Che cosa ne deriva da tutto questo discorso? Che (a mio giudizio, sia chiaro) la critica fumettistica, in Italia, per ora non esiste: perché da un lato abbiamo i giornalisti "qualificati", magari anche molto preparati sul mestiere, ma del tutto impreparati sull'argomento specifico (perché quei pochi che pretendono di intendersi di fumetti, in genere, conoscono due o tre autori e/o personaggi che apprezzano da vent'anni e non sanno nemmeno che cosa ci sia in edicola oggi, e se devono scrivere un articolo sui fumetti spesso non compiono nemmeno lo sforzo di informarsi), e dall'altra ci sono molti giovani "aspiranti critici" molto più aggiornati ed esperti in materia di fumetti, ma ancora "immaturi" in quello che è il mestiere del giornalista.

Personalmente ho più fiducia in questa seconda categoria che nella prima, quindi mi auguro che in futuro esisterà una vera critica fumettistica (e, soprattutto, che esisteranno anche i fumetti di cui parlare!). Certo, questi stessi discorsi sono stati fatti, in passato, per altri mezzi di comunicazione (e non dubito che verranno fatti ancora in futuro) e, se stiamo a vedere la gran parte della critica cinematografica attuale, beh, c'è ben poco di che essere ottimisti. Ma, si sa, la speranza è sempre la penultima a morire!

> Il futuro del fumetto è online?

Che supporto può dare Internet al fumetto? La risposta a questa domanda potremo averla con certezza solo fra qualche anno. Nel frattempo tutti ce la poniamo ipotizzando varie possibilità. Personalmente non sono contrario al trasferimento del messaggio su un mezzo differente, ma non mi interessa.

Detesto leggere su un monitor, lo faccio già in continuazione per lavoro, e quando voglio leggere un fumetto provo nel sfogliare le pagine di carta un piacere che il computer non può darmi. A causa del collegamento non eccelso di cui dispongo ho potuto vedere ben poco dei vari "fumetti telematici" che si stanno diffondendo, e ammetto che quel poco che ho visto era anche piuttosto pregevole e spettacolare, in alcuni casi. Ma, come ho già detto, non abbastanza da interessarmi in qualità di lettore.

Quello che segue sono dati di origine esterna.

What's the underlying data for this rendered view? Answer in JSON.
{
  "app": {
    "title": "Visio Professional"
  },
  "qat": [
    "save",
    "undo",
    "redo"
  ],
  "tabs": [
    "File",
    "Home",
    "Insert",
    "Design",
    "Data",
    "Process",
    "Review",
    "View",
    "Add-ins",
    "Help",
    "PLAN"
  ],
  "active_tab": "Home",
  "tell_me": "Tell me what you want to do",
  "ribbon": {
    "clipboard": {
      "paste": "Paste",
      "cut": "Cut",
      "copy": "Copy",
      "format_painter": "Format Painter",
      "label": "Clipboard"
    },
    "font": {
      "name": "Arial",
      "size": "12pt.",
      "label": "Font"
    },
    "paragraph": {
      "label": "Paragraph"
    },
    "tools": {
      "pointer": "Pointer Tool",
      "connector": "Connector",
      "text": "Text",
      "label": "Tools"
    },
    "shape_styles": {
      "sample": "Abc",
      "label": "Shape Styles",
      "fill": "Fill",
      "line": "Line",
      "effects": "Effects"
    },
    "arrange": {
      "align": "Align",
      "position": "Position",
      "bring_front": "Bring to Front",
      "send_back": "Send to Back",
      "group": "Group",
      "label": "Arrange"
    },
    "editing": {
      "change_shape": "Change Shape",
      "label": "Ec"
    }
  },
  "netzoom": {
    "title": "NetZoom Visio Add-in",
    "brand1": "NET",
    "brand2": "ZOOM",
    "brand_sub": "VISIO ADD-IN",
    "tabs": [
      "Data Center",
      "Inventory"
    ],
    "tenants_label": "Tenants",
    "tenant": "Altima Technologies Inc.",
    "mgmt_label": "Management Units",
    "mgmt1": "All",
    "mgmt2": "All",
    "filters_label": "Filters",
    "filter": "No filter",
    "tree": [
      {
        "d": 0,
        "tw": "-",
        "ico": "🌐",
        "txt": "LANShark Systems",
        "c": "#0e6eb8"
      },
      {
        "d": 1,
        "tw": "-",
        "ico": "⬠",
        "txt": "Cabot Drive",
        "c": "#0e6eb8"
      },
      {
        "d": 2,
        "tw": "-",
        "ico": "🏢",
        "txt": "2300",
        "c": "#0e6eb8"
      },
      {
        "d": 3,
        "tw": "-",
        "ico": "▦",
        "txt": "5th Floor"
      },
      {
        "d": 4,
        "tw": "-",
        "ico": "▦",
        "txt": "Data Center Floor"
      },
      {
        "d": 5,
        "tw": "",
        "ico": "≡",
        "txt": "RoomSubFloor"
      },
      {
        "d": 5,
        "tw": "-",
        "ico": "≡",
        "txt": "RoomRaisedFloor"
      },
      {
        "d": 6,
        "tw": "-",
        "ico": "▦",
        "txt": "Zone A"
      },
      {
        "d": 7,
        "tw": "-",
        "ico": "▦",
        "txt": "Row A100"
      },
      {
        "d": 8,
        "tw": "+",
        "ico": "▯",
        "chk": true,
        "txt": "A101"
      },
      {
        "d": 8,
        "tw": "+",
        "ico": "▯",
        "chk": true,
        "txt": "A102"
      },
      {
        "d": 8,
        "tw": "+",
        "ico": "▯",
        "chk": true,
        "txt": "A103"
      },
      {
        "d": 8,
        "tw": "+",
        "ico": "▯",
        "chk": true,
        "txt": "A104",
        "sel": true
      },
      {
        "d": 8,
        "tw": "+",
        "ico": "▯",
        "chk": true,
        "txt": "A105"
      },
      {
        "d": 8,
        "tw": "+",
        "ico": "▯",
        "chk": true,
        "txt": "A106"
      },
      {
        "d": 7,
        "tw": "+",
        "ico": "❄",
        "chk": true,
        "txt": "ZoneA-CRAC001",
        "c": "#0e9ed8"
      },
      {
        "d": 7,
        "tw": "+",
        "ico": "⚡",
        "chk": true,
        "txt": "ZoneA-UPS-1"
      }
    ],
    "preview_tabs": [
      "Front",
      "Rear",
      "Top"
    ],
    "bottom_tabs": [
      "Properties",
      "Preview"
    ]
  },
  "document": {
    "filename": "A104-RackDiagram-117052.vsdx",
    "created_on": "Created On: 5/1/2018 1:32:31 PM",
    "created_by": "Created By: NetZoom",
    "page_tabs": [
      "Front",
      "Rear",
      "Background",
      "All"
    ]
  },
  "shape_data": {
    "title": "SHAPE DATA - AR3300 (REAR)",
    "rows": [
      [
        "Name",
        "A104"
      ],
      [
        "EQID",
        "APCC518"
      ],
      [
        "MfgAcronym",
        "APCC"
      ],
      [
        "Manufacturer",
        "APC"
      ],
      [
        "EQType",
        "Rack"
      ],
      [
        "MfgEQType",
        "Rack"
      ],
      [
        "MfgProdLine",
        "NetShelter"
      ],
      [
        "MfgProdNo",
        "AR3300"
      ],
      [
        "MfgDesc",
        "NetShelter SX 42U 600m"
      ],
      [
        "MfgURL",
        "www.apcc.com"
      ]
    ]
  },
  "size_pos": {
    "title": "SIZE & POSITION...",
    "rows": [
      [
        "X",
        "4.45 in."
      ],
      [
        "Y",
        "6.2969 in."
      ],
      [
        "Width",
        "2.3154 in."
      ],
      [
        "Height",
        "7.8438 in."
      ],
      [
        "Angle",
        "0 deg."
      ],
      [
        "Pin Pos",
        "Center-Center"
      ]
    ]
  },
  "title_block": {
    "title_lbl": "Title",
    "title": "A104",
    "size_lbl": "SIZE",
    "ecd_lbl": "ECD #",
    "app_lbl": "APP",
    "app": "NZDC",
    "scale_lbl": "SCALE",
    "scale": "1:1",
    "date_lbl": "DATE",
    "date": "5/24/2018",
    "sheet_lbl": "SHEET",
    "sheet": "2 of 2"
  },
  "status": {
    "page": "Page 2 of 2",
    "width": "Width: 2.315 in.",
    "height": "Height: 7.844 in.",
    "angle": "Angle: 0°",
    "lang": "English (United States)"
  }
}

Nel momento in cui abbandono il supporto cartaceo per rivolgermi a uno schermo, allora preferisco l'animazione vera e propria, sotto forma di cartoni animati o di videogiochi. Certo, la tecnologia potrà anche metterci in grado, prossimamente, di maneggiare monitor pieghevoli dalla consistenza della carta, ma finché questo non avverrà, il lettore Federico Memola preferirà ammirare e sfogliare i volumi della propria, ingombrantissima, libreria.

Quello che certamente auguro al fumetto telematico è di non fare la medesima fine dell'animazione "in flash" su Internet, che in tempi rapidissimi si è trasformata da grande promessa a grande delusione senza nemmeno passare per il grande successo.